BY MEGAN D’ANDREIS
To stand out from the crowd, you must first become part of it. Creatives in Toronto have become so common that the only way to stand out is to extend your connections in this constantly growing industry.
“Some people are gems and we try to find them and make friends with them. It’s usually easy because it’s just a mutual love for the art. After hanging out with us for long enough, they see that we are motivated by the music,” says Martin.
Other than hosting the events, OUTTALINE offers a variety of creative services such as music videos, video editing, photography, graphic design, production, studio rental, fashion production and mixing/mastering of beats.
At Volume, they get in house video footage and photography of the performances. Not only for their own promotions and use, but for artists to use for promotions personal growth.
Martin explains how Volume has helped a lot of artists gain attention and booking agents.
“A big thing labels look for is concert footage. They need to see what their music does to a crowd in a large setting. So we’ll get footage of the event for us, but also for artists to put in their press kits.”
He speaks for everyone at OUTTALINE by saying “we just want to see all of these guys succeed.”
Currently, there are six members of OUTTALINE who all have different areas of specialties. While Conor Dunner and Peter Winarski are the founders, Conor deals with the business and finance side of OUTTALINE. Gavin Martin, Edmund Green, and Peter deal with logistics and audio, while Justin Martin and Kevin Fall are responsible for content creation and creative/ art direction.
Outtaline Studios is run by Justin Martin along with Kevin Fall and features a range of products that both Martin and Fall create.
“Products can range from clothes to videos to really anything. Between us, our skillset is wide.”

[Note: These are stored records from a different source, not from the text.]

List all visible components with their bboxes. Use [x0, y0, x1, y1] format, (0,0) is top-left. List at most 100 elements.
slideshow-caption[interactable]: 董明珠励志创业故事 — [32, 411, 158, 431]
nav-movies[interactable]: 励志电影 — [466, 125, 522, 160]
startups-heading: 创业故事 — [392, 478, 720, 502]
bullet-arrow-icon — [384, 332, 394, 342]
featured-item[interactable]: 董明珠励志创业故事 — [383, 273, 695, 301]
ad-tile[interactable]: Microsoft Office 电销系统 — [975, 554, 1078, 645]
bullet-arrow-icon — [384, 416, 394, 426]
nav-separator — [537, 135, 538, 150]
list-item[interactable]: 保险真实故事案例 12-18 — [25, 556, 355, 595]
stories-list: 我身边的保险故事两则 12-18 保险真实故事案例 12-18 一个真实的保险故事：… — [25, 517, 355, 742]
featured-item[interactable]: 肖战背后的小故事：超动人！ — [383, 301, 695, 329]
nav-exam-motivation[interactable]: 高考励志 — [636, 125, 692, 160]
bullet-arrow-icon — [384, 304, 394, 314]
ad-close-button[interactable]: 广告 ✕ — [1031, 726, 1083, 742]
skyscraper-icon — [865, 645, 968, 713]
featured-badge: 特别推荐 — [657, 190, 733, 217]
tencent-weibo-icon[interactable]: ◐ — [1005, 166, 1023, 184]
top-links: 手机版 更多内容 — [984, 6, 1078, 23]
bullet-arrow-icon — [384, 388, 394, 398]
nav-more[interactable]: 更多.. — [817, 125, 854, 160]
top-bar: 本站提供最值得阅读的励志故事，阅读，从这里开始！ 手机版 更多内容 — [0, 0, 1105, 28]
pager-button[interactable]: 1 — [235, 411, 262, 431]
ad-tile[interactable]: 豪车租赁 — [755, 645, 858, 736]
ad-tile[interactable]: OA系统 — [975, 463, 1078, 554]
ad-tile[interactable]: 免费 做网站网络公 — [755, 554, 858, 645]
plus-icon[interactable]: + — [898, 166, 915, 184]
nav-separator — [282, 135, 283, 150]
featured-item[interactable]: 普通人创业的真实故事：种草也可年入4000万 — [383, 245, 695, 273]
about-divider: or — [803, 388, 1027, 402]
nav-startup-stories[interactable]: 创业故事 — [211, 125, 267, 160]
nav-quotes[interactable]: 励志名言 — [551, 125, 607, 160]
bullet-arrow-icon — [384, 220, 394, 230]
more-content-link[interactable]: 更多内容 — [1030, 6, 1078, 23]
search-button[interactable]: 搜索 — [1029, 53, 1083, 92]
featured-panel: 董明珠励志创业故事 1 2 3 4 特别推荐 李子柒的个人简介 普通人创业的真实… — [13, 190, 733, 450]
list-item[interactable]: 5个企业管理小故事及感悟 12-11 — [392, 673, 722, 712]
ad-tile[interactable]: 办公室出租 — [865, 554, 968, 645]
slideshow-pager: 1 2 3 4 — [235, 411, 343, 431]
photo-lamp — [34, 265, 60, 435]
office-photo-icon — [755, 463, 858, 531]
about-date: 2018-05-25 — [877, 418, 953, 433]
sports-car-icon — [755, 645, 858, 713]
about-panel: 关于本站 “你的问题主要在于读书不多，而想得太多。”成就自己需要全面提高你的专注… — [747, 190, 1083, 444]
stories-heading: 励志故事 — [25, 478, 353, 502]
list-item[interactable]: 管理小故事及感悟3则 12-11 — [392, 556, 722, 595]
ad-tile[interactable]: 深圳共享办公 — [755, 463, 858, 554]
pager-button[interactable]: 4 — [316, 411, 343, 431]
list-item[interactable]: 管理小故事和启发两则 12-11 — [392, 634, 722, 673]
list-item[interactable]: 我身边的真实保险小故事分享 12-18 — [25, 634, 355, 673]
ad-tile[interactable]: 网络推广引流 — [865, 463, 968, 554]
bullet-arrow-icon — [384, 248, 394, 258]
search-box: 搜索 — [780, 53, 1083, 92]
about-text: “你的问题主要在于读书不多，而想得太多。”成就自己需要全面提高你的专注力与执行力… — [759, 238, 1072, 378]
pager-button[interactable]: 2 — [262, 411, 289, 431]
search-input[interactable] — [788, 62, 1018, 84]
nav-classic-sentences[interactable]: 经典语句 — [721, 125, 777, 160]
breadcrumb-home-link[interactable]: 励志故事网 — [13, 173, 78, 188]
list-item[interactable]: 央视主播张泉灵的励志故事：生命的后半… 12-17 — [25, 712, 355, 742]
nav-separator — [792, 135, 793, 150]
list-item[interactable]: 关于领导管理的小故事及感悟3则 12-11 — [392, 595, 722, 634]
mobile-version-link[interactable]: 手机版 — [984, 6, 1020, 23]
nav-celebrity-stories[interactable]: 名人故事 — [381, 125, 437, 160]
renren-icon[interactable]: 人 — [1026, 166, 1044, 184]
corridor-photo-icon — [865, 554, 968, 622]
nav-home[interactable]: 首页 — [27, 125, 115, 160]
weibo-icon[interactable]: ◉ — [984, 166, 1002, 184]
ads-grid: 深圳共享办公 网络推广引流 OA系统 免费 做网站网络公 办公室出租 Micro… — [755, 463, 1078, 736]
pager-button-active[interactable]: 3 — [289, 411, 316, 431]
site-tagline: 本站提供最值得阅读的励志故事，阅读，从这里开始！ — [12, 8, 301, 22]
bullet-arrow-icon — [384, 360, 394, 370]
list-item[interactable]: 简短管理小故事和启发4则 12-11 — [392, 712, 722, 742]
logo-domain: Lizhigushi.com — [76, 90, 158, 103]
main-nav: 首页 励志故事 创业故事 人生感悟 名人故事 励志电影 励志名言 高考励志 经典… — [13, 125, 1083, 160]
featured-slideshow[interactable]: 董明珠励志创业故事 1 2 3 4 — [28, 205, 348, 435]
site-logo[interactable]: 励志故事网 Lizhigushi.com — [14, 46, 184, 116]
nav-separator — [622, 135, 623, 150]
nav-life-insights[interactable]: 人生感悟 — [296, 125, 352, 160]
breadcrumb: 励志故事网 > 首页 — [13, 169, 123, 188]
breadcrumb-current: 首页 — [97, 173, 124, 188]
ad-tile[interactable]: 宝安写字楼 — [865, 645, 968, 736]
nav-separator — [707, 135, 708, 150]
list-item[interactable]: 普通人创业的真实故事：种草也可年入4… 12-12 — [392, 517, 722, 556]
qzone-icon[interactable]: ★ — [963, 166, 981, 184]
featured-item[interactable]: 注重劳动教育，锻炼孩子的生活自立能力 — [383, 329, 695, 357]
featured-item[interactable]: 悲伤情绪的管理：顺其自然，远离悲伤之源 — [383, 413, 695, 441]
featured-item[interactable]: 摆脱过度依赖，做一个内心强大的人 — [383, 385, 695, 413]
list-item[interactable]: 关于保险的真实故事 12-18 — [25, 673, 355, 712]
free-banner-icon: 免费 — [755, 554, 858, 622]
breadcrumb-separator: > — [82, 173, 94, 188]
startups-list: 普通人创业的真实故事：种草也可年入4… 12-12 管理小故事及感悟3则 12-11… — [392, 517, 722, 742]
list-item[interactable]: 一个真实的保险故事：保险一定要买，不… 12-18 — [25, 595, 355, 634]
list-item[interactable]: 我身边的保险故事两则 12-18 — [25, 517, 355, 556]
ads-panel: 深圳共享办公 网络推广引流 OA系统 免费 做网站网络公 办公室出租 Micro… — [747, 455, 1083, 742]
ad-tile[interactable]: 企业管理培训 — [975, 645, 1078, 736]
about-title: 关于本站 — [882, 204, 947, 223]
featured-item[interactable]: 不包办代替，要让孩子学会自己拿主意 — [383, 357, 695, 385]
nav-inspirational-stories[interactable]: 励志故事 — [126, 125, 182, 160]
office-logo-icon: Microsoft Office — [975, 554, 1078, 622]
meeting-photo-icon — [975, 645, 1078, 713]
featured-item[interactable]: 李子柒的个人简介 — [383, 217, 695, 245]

Right now, their products are targeted towards those in their early to mid twenties. “I want to make my stuff cool but also appealing to an older audience,” says Martin.
Martin and Fall make products that are minimal but have detail. Currently, they are only making one or two pieces at a time so there are never multiple of the same item. They typically visit a thrift store and create something out of used fabric.
“We go to the thrift store and pay three dollars for a massive curtain and get a shirt or two out of it,” says Martin.
From track pants to a jacket with a freezer bag collar, the limit to their creativity is endless.
Martin and Fall are generally self-taught in this field. “My mom taught me a thing or two, and my grandma taught me a thing or two. From there, I was YouTubing everything.”
Martin offers advice to people looking to join the creative community. He explains that you need to be prepared to put the time and energy into it. Between acquiring the skill set, showcasing your work and networking, it can be a long process.
“Don’t do it unless you really want to do it. You need to be prepared to do this for a long time before being able to sustain a living off this stuff and the only way to do that is to be motivated by your own love to do it,” he says.
It can be challenging to remain confident in the creative industry. People are constantly promoting their work and showcasing their talent. However, Martin reminds people not to be intimidated by other people.
“Just get better at your own work. The only person who you should be in competition with is yourself.”
He says that even he is guilty of this every now and then. “’I’ll look at peoples work think they are beating me. But there is no like finish line to this stuff. No one is beating each other.”
If u are passionate about the arts and you’re willing to do the work, the creative community can be an uplifting environment to be a part of.
“Be prepared. Other than that, go for it dude,” Martin adds.